For Iran’s ruling conservatives, the state funeral will be an occasion freighted with emotion; it will also be an opportunity to start sending their signals of continuity.

They know the world is watching.

“For 40 some years, in Western narratives, Iran was supposed to collapse and fall apart," Professor Mohammed Marandi of Tehran University told the BBC.

"But somehow, miraculously, it's still here and I predict it will still be here in years to come.”

Another critical position which must be filled is the seat held by this middle-ranking cleric on the Assembly of Experts, the body empowered to choose the new supreme leader, when that far more consequential transition comes.
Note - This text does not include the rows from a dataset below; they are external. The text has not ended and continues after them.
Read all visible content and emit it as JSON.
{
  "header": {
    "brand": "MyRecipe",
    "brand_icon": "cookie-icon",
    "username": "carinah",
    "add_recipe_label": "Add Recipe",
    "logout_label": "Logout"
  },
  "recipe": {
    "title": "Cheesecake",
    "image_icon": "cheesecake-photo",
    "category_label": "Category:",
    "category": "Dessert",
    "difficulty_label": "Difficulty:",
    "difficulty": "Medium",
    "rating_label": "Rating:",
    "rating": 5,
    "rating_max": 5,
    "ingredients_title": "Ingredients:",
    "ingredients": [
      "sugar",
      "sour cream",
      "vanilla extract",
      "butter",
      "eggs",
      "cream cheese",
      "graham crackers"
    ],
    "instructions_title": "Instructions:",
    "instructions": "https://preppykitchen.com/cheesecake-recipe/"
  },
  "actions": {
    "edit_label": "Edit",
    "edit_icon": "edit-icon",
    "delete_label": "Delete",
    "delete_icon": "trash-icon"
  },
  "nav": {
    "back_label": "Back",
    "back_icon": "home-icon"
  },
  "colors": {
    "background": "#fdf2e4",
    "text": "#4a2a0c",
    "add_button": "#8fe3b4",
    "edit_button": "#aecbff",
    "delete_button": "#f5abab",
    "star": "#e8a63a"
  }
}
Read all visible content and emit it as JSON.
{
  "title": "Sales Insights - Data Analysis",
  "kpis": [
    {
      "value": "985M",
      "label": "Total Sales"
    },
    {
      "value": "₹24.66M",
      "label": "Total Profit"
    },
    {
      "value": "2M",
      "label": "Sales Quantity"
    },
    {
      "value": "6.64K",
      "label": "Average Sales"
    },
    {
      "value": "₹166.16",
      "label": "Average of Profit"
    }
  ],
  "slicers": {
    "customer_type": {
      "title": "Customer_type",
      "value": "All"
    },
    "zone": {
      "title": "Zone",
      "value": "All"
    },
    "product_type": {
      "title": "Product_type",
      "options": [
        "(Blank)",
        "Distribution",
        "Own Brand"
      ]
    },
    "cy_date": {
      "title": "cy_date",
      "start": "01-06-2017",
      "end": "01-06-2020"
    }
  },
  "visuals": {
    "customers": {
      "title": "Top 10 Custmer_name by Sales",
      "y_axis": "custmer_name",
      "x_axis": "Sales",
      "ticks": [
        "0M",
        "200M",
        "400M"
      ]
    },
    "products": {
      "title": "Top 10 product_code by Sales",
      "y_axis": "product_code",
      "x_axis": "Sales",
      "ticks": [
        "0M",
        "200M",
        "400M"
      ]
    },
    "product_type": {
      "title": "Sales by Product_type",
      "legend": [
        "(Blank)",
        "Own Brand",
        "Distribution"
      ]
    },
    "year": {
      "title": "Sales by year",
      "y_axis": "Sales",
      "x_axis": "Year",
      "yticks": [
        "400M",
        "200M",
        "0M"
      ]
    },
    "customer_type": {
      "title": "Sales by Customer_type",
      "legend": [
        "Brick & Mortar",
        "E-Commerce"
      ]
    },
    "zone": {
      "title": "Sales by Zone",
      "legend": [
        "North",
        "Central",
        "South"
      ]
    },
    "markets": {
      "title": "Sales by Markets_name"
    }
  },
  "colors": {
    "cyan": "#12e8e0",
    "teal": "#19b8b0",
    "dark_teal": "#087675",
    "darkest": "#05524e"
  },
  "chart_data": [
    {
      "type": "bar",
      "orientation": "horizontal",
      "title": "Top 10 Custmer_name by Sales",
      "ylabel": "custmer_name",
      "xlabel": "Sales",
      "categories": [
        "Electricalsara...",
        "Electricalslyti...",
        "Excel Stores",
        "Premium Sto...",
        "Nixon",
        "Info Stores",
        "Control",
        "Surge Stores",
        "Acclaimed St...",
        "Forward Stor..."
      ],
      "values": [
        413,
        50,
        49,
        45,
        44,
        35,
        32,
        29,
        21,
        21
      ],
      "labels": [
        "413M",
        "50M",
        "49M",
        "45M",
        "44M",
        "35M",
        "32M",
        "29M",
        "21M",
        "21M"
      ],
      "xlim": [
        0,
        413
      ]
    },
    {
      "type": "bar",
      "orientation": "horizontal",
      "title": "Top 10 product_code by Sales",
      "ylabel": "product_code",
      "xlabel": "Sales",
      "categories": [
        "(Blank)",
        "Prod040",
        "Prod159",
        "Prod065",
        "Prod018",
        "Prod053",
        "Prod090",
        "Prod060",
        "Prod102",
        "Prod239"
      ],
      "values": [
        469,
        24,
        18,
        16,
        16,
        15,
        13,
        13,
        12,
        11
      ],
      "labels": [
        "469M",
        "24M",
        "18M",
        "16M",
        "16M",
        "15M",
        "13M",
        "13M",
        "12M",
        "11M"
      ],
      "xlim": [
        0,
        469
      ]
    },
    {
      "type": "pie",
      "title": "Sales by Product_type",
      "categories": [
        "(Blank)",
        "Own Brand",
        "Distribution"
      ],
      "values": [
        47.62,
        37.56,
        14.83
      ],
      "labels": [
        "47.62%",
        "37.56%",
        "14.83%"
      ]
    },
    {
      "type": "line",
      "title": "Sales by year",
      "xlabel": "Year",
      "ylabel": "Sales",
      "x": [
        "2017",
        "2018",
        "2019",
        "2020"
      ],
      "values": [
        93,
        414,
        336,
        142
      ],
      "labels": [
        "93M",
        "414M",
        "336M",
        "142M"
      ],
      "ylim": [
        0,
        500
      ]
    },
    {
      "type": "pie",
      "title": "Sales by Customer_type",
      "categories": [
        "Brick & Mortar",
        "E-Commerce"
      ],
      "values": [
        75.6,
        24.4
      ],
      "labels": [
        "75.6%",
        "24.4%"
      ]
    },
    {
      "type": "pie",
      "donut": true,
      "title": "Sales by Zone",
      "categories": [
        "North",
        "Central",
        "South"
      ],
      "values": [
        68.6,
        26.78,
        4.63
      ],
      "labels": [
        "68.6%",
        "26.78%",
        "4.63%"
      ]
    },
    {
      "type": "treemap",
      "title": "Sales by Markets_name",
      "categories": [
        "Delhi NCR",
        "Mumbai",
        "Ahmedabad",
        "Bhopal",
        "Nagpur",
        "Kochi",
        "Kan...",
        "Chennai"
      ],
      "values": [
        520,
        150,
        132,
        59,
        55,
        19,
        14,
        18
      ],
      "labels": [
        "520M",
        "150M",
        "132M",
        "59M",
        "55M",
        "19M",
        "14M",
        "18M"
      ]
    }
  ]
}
“Raisi was a potential successor because, like Khamenei himself when he became supreme leader, he was relatively young, very loyal, an ideologue committed to the system who has name recognition,” says Dr Vakeel of this opaque process of selection, where a number of names are seen to be in the running including the Supreme Leader’s son Mujtaba Khamenei.

Even before Raisi’s death was officially confirmed, the Ayatollah conveyed in a post on X that “the Iranian people should not worry, there will be no disruption in the country’s affairs.”

The more immediate political challenge will be staging early presidential elections.

Power has been transferred to Vice-President Mohammad Mokhber; new elections must be held within 50 days.

This appeal to voters will come just months after March’s parliamentary elections revealed a record low turnout in a country which once prided itself on strong enthusiastic participation in this exercise.

Recent elections, including the contest in 2021 which brought Raisi to the presidency, were also marked by the systematic exclusion of moderate and pro-reform rivals by the oversight body.

“Early presidential elections could provide Khamenei and the upper echelons of the state with an opportunity to reverse that trajectory to give voters a way back into the political process,” says Mohammad Ali Shabani, editor of London-based news website Amwaj.media.

“But, unfortunately, so far we have seen no indications of the state being ready and willing to take such a step.”